Research by the Sutton Trust finds that children who fail to develop strong emotional bonds with their parents before the age of three are more likely to be badly behaved and struggle at school.
Poor parenting is fuelling a rise in the number of young children who grow up with behaviour and educational problems, according to research.
Figures show as many as four-in-10 infants fail to properly bond with their mothers and fathers by the age of three – storing up a series of social problems in later life.
The study, commissioned by the Sutton Trust, found that strong emotional bonds between parents and children were vital to ensure youngsters develop properly in the first few years.
Parents need to reassure sons and daughters with smiles and soothing tones while acknowledging their unhappiness when they get upset to lay the foundations of children’s social skills.
But the report – carried out by academics from British and US universities – found that 40 per cent of children failed to develop these bonds because of poor parenting, increasing the likelihood of being badly behaved and underachieving at school.
Researchers warned that the issues applied to “families from all social classes”, adding that boys’ behaviour was more easily affected than girls’ by poor parenting.
The Sutton Trust, which campaigns for better levels of social mobility, recommended that state-run children’s centres should offer mothers and fathers parenting classes to give them tips on how to bond with their children.
Health workers who visit parents shortly after the birth of children should also offer advice about attachment, it was claimed.
The disclosure will add to growing concerns over the prevalence of poor parenting skills in large numbers of British families.
It follows claims last year from Sir Michael Wilshaw, Ofsted’s chief inspector, that parents who no longer “take responsibility” for teaching their children right from wrong were at the root of Britain’s biggest problems.
Conor Ryan, director of research at the Sutton Trust said there was a “clear link” between good parenting and children’s “education, behaviour and future employment”.
“The educational divide emerges early in life, with a 19 month school readiness gap between the most and least advantaged children by the age of five,” he said.
“This report clearly identifies the fundamental role secure attachment could have in narrowing that school readiness gap and improving children’s life chances.
“More support from health visitors, children’s centres and local authorities in helping parents improve how they bond with young children could play a role in narrowing the education gap.”
Academics from Bristol University and Princeton and Columbia universities in the US reviewed international research papers to examine the long-term effects on young children of failing to develop strong emotional bonds with parents.
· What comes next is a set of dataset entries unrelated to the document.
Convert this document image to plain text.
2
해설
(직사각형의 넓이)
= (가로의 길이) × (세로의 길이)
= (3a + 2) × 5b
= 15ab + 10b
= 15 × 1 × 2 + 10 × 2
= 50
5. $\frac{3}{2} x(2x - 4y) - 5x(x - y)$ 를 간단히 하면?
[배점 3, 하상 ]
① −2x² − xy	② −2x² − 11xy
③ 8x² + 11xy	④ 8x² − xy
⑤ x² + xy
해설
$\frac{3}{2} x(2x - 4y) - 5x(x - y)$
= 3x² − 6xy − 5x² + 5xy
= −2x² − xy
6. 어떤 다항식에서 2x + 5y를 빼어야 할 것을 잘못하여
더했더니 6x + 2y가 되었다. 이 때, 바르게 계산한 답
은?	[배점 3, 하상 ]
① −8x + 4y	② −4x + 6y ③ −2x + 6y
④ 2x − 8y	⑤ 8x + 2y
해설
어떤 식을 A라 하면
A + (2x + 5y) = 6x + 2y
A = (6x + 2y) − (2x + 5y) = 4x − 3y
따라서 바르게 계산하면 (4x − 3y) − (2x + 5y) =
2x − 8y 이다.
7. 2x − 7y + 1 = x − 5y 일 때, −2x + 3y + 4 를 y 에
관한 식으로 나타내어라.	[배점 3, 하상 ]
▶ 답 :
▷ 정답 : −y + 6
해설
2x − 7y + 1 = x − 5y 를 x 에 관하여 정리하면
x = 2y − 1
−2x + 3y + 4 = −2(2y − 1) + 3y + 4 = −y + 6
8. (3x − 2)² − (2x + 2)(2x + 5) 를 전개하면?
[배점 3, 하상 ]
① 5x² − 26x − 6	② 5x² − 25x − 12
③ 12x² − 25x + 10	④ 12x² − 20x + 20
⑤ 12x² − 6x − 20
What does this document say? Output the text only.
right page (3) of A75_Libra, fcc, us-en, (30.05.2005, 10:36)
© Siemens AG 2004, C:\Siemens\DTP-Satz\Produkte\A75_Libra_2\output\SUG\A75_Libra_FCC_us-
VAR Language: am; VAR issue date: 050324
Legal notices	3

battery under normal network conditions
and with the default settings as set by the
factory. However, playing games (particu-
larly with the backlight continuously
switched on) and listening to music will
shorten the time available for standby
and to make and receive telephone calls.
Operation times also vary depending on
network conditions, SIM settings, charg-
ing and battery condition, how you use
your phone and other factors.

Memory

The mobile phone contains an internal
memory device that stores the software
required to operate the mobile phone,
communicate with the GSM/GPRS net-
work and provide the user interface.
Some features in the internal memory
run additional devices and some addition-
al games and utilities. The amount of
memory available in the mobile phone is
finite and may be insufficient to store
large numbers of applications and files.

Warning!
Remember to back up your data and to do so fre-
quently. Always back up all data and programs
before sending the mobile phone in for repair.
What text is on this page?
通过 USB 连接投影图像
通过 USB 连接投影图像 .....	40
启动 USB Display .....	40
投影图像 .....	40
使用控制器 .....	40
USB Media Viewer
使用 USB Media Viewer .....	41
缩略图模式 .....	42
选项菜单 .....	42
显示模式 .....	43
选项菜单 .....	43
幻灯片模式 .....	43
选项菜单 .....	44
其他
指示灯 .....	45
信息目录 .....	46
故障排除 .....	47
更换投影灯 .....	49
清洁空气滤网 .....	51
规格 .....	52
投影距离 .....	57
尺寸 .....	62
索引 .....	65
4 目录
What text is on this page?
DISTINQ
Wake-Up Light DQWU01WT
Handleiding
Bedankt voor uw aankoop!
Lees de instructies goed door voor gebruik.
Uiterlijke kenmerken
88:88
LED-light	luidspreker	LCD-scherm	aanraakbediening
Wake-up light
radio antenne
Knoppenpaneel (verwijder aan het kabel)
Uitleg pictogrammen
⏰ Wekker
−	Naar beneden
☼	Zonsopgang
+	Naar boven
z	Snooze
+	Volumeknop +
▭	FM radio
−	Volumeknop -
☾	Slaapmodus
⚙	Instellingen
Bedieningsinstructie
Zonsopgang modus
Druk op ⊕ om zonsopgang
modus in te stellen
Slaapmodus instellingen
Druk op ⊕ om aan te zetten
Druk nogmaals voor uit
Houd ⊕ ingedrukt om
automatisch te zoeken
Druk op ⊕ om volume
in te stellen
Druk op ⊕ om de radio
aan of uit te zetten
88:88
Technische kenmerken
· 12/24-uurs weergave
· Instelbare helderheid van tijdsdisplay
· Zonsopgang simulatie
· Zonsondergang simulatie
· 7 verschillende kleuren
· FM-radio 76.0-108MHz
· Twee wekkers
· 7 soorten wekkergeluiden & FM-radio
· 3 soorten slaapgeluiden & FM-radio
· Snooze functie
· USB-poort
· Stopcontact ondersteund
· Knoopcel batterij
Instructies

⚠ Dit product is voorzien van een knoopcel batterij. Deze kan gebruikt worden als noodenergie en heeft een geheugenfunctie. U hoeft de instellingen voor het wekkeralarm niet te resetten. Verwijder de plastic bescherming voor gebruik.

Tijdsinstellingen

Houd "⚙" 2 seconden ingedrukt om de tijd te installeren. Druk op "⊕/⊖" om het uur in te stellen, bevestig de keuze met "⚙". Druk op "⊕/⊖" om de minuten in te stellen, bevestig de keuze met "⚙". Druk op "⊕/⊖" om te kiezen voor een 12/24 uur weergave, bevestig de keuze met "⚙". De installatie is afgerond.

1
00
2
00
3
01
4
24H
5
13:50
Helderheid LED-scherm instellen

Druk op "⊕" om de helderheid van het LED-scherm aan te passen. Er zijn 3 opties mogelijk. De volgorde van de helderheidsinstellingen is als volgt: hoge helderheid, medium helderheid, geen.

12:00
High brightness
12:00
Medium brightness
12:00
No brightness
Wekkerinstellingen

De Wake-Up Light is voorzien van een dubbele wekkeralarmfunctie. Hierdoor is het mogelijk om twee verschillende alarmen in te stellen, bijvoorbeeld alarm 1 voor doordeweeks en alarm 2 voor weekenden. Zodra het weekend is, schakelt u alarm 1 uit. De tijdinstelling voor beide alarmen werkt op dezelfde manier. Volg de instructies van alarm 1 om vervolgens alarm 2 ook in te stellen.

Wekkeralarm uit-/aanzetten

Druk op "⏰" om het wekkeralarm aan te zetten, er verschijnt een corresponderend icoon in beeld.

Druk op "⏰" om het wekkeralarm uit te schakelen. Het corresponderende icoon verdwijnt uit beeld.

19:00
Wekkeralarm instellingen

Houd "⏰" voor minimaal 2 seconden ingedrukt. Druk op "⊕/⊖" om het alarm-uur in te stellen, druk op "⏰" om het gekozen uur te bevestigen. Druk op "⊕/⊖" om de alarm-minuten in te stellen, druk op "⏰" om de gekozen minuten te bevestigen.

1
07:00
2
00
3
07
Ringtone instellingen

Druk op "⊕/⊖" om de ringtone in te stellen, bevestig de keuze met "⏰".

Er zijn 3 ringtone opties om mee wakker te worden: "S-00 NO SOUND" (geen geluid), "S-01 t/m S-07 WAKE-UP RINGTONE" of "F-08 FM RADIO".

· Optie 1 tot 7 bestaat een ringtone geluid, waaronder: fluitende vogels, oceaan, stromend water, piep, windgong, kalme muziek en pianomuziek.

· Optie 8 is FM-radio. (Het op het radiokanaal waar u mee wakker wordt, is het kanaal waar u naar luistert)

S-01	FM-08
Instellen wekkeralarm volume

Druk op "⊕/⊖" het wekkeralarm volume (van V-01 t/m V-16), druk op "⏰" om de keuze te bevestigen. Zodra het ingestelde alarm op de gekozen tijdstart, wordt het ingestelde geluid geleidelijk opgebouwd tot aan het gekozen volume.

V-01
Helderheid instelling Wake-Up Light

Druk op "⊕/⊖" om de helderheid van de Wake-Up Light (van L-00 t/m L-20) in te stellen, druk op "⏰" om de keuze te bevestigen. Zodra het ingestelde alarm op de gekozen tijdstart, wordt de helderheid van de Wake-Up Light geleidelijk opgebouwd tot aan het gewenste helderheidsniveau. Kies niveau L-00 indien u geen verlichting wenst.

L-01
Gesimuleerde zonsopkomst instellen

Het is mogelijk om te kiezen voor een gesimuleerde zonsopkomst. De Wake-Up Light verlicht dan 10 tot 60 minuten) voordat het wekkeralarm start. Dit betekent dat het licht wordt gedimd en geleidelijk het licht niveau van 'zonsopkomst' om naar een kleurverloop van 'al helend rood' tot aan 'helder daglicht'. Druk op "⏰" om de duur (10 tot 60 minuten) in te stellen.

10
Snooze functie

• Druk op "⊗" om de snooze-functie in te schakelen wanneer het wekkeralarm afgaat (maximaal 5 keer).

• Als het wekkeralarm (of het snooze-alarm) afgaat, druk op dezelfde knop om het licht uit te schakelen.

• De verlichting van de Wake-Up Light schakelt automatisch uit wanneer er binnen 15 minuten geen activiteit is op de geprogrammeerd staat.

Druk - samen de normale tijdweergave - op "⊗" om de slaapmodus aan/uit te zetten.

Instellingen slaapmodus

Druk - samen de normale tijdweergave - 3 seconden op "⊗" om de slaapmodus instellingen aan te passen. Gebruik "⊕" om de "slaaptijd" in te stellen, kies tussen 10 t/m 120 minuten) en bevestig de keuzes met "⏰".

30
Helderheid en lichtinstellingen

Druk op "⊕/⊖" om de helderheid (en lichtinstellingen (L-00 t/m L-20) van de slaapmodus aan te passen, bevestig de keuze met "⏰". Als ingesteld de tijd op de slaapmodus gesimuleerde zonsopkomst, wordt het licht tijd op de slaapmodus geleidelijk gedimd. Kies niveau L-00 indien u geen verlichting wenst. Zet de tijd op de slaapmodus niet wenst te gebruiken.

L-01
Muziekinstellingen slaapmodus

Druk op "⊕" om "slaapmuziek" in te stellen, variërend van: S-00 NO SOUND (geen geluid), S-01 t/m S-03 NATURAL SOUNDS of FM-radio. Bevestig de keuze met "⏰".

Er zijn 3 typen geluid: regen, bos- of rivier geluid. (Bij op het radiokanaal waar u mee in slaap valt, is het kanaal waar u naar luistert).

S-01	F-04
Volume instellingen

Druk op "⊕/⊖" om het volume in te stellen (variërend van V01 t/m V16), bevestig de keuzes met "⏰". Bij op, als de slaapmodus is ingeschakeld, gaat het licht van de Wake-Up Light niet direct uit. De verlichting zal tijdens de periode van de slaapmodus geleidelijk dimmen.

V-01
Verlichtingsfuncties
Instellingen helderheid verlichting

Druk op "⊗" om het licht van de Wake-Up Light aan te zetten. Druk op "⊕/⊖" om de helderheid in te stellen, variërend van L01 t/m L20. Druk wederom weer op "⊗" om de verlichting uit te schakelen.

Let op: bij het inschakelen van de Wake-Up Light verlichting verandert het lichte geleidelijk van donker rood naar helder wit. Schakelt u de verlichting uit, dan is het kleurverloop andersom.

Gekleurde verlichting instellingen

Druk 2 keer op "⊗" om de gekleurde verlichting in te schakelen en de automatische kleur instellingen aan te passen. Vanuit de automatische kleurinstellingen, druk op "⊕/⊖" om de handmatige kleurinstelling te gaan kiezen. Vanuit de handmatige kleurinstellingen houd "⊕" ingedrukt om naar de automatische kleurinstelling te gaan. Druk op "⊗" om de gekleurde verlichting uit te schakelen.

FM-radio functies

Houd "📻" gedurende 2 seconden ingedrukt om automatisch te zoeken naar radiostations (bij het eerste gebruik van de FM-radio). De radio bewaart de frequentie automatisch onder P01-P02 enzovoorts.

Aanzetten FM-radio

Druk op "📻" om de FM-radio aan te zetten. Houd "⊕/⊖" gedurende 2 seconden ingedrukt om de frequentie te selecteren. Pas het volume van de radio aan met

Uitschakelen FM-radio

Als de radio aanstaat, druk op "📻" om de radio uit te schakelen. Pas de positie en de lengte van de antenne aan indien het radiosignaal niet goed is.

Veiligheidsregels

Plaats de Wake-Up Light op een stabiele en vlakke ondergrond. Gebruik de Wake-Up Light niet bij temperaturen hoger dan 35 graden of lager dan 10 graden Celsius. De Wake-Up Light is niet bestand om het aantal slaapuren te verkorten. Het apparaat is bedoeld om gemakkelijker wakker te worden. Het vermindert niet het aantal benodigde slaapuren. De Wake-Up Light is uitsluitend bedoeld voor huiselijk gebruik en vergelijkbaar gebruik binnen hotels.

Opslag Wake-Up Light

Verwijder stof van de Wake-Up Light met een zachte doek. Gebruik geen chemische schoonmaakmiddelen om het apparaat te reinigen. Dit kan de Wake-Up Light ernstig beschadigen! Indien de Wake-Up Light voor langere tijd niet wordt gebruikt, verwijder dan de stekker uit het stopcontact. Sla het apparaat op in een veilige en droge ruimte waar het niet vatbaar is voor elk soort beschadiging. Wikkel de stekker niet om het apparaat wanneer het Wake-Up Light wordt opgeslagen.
It quoted one study from the US that found 40 per cent of children failed to develop “secure attachments”. This figure was consistent with other European studies, it was claimed.
These children are split into two groups. Around 25 per cent failed to bond with parents because mothers and fathers regularly ignored their emotional needs, while another 15 per cent learnt to resist parents because they made them more upset or responded in an unpredictable way.
The study set out the characteristics of parents who successfully bond with their children. This includes lovingly holding a baby, reassuring them with smiles and soothing tones and acknowledging them when they become unhappy with reassuring facial expressions.
Children without secure bonds were more likely to display behaviour problems, including aggression, defiance and hyperactivity when they get older, the study found.
These pupils often have higher levels of poor language development and become unable to cope with poverty, family instability, parental stress and depression in later life.
They are also more likely to become obese in their adolescence, drop out of education and work at an early age and have difficulty forming social ties with their peers and teachers, researchers revealed.
Jane Waldfogel, professor of social work at Columbia University and a visiting professor at the London School of Economics, said: “Parents are an important influence on young children’s development and their chances in life.
“Mothers and fathers influence development through the resources they invest in their children, and the home learning environment they offer.
“But the emotional bonds they forge with their children also matter. A secure bond or attachment to the parent helps the child manage their behaviour and learn.”
Davina Ludlow, director of daynurseries.co.uk, an online nursery guide, said: “Children’s centres are the perfect place to promote the importance of bonding and attachment from a very young age, by taking advantage of their close relationship with parents. We welcome these recommendations.
“Yet while the report highlights the vital role of children’s centres and nurseries, the swathe of cuts in funding are forcing many to close.
“This should be a wake-up call for Government – funding for nurseries and children’s centres must be ring-fenced.”